Lisa Townsend is the Conservative Police and Crime Commissioner for Surrey.
With police and crime commissioners and chief constables gathered in London for our annual joint conference last week, it was inevitable that much of the chatter would be about James Cleverly and whether we would see a change in tone from the new Home Secretary.
As a PCC I have been clear, both in private and in public, that operational independence is a cornerstone of British policing. While I may appoint the person I see as being the most suitable to lead the police force in my area, I am not his boss, and do not direct him to carry out specific functions or interfere in his decision-making.
I am not in the room when operational tactics are discussed and if I were I would not possess the training or knowledge to presume I know better. His salary is twice mine and that reflects the years of experience and the burden of protecting the public from very real harm.
My role is to ensure that the publics’ voice is heard in the setting of strategy and priorities, the amount of money that is made available, and to hold the force to account for the decisions they take. That has meant some difficult discussions in private but always with the same goal of ensuring Surrey is as safe as it can be by using the resources available in the most efficient way.
Which is why, along with a number of others in policing, I was concerned by the previous Home Secretary’s increasing involvement in operational policing decisions. Setting the expectations in terms of following all reasonable lines of inquiry, a reminder that the police must act without fear or favour, and fair criticism when they let down the public they serve, are all important parts of holding to account.
Directing them as to how and where to deploy resources is not – and I believe it is right that she has now left that post.
On Thursday morning PCCs and chiefs gathered to hear the woman who hopes to be the next home secretary. Yvette Cooper has spent many years waiting for the job, shadowing from 2011 to 2015, as Home Affairs select Committee Chair from 2016 and then again as Shadow Home Secretary since 2021. So perhaps it shouldn’t have been a huge surprise to hear the same old, tired anti-Tory speech again last week.
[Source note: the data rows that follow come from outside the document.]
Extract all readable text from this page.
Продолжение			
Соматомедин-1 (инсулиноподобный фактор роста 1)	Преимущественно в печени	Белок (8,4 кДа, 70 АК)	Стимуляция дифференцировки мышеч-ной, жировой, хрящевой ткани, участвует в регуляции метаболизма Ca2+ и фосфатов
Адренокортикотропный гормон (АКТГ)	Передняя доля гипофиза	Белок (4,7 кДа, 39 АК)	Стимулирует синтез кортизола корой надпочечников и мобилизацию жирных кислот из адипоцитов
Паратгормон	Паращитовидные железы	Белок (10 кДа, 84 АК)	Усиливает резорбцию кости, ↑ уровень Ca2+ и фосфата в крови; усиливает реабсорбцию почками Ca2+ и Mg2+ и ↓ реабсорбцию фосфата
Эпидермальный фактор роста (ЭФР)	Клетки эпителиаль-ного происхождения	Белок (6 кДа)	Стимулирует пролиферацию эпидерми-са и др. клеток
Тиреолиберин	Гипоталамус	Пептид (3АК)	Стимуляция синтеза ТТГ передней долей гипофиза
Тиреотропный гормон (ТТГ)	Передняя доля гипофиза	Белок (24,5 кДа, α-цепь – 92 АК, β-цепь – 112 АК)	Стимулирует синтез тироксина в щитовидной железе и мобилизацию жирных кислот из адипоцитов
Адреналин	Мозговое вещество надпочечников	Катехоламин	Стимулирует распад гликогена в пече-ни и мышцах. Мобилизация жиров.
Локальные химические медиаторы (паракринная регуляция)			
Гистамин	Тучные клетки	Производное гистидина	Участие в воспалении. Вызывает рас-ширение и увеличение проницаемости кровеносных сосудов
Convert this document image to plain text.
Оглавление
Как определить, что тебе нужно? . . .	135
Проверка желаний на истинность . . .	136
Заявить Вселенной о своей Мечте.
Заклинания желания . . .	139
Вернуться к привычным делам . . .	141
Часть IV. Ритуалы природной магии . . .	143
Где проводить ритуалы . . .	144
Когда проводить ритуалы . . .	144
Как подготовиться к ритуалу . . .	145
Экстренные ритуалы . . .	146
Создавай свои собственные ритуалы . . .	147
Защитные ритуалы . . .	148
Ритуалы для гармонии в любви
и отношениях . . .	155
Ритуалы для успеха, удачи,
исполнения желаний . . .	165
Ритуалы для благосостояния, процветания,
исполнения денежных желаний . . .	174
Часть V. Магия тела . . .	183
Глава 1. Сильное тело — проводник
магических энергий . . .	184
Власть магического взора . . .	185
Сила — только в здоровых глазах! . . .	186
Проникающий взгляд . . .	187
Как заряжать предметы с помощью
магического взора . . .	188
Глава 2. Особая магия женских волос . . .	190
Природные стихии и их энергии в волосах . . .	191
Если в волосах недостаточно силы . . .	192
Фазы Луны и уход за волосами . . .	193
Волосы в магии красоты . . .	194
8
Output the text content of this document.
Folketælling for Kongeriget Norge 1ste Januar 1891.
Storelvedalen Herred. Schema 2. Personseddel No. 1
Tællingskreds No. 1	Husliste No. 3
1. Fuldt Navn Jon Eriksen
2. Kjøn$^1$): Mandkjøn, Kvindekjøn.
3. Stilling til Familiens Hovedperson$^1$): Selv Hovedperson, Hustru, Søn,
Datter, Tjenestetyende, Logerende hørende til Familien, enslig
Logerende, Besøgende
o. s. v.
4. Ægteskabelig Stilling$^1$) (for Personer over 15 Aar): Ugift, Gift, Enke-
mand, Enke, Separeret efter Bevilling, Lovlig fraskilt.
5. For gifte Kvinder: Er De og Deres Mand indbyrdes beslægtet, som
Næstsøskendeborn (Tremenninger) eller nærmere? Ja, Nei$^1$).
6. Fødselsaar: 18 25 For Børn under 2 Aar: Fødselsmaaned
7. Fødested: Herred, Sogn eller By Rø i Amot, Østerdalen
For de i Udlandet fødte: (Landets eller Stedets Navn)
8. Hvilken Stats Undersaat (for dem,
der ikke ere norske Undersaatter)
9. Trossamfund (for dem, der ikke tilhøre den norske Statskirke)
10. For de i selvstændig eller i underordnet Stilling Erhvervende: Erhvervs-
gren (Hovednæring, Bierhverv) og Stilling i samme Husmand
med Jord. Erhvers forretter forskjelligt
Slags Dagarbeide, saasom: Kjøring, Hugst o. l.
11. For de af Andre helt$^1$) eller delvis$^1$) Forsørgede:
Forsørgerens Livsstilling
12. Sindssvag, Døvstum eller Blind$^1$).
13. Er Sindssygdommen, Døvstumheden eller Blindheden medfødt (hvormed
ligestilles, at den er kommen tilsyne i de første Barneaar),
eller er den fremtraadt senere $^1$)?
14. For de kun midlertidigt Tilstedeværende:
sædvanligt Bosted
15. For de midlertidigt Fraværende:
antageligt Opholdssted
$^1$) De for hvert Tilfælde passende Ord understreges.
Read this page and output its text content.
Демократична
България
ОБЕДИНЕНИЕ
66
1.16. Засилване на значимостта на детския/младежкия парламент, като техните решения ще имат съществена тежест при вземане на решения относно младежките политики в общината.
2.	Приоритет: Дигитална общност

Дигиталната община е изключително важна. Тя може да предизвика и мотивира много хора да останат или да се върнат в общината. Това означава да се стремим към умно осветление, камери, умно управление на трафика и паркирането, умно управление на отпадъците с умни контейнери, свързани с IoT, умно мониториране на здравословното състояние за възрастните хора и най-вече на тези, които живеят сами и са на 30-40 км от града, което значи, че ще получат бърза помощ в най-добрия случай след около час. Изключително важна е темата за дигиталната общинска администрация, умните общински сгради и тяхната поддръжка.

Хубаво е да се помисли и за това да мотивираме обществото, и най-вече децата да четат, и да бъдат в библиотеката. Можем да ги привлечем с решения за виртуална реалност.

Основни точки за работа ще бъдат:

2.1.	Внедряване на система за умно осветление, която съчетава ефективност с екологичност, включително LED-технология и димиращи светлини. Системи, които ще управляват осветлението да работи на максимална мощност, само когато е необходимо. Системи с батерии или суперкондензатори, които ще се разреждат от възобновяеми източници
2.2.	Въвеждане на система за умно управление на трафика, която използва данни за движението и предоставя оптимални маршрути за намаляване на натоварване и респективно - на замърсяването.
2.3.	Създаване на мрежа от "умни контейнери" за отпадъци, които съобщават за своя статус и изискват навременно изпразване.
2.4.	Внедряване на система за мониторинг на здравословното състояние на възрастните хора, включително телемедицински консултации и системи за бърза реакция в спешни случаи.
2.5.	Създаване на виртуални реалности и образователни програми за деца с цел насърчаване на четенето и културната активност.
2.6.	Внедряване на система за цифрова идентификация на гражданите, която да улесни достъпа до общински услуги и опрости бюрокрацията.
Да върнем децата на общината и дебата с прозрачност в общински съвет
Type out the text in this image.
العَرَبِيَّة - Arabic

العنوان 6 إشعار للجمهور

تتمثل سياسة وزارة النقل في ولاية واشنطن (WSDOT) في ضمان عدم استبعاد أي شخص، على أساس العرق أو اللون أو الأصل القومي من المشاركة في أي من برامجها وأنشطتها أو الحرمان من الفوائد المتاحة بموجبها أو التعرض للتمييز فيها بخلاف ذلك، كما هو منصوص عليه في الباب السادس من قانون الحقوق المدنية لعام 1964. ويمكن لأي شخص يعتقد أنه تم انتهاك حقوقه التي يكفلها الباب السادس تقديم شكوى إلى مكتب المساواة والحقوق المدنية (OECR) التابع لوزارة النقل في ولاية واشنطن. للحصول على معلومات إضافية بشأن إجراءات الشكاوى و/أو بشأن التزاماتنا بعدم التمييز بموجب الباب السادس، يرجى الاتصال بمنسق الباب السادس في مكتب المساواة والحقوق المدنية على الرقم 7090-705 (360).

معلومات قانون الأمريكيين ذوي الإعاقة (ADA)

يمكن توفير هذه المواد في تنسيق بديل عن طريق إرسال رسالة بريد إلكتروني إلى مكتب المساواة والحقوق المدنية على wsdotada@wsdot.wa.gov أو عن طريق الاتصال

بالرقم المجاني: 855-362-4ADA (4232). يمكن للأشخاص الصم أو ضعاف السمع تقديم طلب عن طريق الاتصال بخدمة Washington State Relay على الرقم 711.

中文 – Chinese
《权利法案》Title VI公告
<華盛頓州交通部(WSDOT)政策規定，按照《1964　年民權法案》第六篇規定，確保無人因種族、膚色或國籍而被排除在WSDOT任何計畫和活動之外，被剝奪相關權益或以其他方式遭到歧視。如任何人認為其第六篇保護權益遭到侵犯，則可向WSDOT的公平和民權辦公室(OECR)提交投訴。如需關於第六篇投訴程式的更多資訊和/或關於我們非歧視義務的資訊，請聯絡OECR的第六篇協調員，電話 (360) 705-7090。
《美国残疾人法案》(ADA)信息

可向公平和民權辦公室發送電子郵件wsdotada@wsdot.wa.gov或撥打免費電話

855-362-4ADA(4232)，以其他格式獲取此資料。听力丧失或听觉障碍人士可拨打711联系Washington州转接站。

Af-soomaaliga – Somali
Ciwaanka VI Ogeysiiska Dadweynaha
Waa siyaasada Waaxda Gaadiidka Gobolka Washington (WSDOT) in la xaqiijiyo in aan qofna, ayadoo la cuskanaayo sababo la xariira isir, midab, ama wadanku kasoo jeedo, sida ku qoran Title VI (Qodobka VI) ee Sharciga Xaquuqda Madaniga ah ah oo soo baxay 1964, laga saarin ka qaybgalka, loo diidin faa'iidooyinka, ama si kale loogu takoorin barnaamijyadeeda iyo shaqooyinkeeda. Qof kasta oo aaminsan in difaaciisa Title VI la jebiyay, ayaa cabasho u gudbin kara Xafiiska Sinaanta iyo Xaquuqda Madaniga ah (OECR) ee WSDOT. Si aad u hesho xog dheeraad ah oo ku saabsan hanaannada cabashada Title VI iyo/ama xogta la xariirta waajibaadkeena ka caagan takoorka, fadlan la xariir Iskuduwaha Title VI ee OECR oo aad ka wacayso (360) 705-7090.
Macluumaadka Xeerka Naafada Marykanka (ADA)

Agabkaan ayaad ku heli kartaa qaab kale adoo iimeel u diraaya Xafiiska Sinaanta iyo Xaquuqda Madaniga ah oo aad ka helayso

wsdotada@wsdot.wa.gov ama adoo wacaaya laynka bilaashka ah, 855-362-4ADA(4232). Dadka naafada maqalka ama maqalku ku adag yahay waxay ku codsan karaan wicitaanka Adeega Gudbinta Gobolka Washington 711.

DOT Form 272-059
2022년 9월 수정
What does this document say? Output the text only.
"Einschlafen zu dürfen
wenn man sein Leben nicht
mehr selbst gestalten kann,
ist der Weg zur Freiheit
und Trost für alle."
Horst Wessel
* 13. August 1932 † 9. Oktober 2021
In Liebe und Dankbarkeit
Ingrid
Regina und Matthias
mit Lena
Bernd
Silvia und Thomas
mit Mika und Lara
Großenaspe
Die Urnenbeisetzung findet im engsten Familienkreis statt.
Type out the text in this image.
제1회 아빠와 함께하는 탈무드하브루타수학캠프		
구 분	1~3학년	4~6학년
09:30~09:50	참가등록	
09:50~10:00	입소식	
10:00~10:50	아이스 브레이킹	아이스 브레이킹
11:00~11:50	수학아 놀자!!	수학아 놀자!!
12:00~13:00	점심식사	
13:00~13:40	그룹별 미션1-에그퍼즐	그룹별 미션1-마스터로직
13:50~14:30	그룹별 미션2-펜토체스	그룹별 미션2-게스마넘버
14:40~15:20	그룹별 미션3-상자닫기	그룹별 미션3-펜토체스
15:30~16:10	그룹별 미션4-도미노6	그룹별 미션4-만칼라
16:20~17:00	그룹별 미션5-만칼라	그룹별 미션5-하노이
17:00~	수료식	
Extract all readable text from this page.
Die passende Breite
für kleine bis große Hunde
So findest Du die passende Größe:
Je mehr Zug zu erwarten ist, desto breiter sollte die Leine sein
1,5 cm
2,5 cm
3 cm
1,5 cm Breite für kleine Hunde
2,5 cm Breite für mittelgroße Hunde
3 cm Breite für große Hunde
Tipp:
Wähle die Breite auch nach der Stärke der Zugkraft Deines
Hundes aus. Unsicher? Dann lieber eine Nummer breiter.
But as I sat listening to her plans for the police under a Labour government, I became very fearful for what that would mean for our country.
If chief constables were looking for a sign that life under Labour would leave the tactical decisions to chief officers, they didn’t get it. Instead, the left’s need to centralise and control was loud and clear.
PCCs would remain, but Cooper clearly thinks that a Labour government would know better than local champions. What communities need from their police forces would be out in favour of top-down targets and threats of further action from the centre if chiefs don’t perform to the Labour mandate.
In my experience, local officers know where their trouble hot-spots are and, following Uplift, are finally getting more resources to deal with them. The challenge for many forces is that in maintaining policing numbers we face having to make savings elsewhere. Given that 80 per cent of my forces’ budget is spent on wages, that means not being able to hire as many of the people who answer 999 calls, prepare files for court, or work tirelessly to find and prosecute those who prey on children online.
While criminals have become savvier, seldom leaving fingerprints at the scene of a burglary, few crimes happen now that don’t leave a digital trace. Labour’s insistence that chief constables hire more officers to put on the streets may sound great in a manifesto, but it will leave our most vulnerable unprotected.
If chiefs had thought that at least a Labour government would pay for all this, they were in for a second round of dismay. We were told that “inefficiency savings” would plug the gaps we are currently experiencing but that those same savings would also allow us to hire hundreds of more officers.
It can’t be both, but either way it means less money for your local police force. It’s all very well having more officers, but that’s no good if you lack the staff to answer 999, process the digital forensics, or see those criminals prosecuted.
The only people who will benefit from Labour’s power-grab over local police chiefs are the digitally-savvy, organised criminal gangs who trade in abusive online images, rely on the phone network for county lines drug-dealing, and commit crimes from well beyond the local bobby’s reach.
Jeremy Corbyn may have been ejected from his party, but we must not be fooled by the savvier Sir Kier Starmer into thinking that Labour are anything other than socialists, just waiting for the opportunity to re-establish central control.